Visual Semantic Relatedness Dataset for Image Captioning

Overview

We enrich COCO Captions with textual Visual Context information. We use ResNet152, CLIP, and Faster R-CNN to extract object information for each image. We use three filter approaches to ensure the quality of the dataset (1) Threshold: to filter out predictions where the object classifier is not confident enough, and (2) semantic alignment with semantic similarity to remove duplicated objects. (3) semantic relatedness score as soft-label: to guarantee the visual context and caption have a strong relation. In particular, we use Sentence-RoBERTa via cosine similarity to give a soft score, and then we use a threshold to annotate the final label (if th ≥ 0.2, 0.3, 0.4 then 1,0).

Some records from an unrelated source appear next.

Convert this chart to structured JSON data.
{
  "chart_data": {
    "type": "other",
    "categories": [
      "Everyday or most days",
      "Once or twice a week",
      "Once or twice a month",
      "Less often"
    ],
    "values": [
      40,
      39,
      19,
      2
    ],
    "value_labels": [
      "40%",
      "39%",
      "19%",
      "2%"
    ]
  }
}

For quick start please have a look at the demo

Proposed Approach

We also propose a strategy to estimate the most closely related/not-related visual concepts using the caption description via BERT-CNN.

Resulting Dataset

We rely on COCO-Captions dataset to extract the visual context, and we propose two visual context datasets:

Visual_COCO

            visual context, caption descriptions
            umbrella dress human face, a woman with an umbrella near the sea.
            bathtub tub, this is a bathroom with a jacuzzi shower sink and toilet.
            snowplow shovel, the fire hydrant is partially buried under the snow.
            desktop computer monitor, a computer with a flower as its background sits on a desk.
            pitcher ballplayer, a baseball player preparing to throw the ball.
            groom restaurant, a black and white picture of a centerpiece to a table at a wedding.

Overlapping_COCO

            visual context, caption descriptions, overlapping information
            pole streetsign flagpole, a house that has a pole with a sign on it,{'pole'}.
            stove microwave refrigerator, an older stove sits in the kitchen next to a bottle of cleaner,{'stove'}.
            racket tennis ball ballplayer, a tennis player swinging a racket at a ball,{'tennis', 'racket', 'ball'}.
            grocery store dining table restaurant, a table is full of different kinds of food and drinks,{'table'}.

Another task that can benefit from the proposed dataset is investigating the contribution of the visual context to gender bias. We also propose gender neutral dataset.

Gender Neutral_COCO

            visual context, caption descriptions
            pizza, a person cutting a pizza with a fork and knife.
            suit, a person in a suit and tie sitting with his hands between his legs.
            paddle, a person riding a colorful surfboard in the water.
            ballplayer, a young person in a batting stance in a baseball game.

Frequency count of object + gender in the proposed dataset.
Visual	+ person	+ man	+ woman	m	w	to-m
Clothing	3950	3360	1490	.85	.37	.69
footwear	2810	1720	220	.61	.07	.88
racket	1360	440	150	.32	.11	.74
surfboard	820	80	10	.09	.01	.88
tennis	140	200	60	1.4	.42	.76
motorcycle	480	40	20	.08	.04	.66

The dataset, in most cases, has more gender-neutral person than gender bias toward men or women. However, the dataset is similar to COCO, a gender bias dataset to-ward men.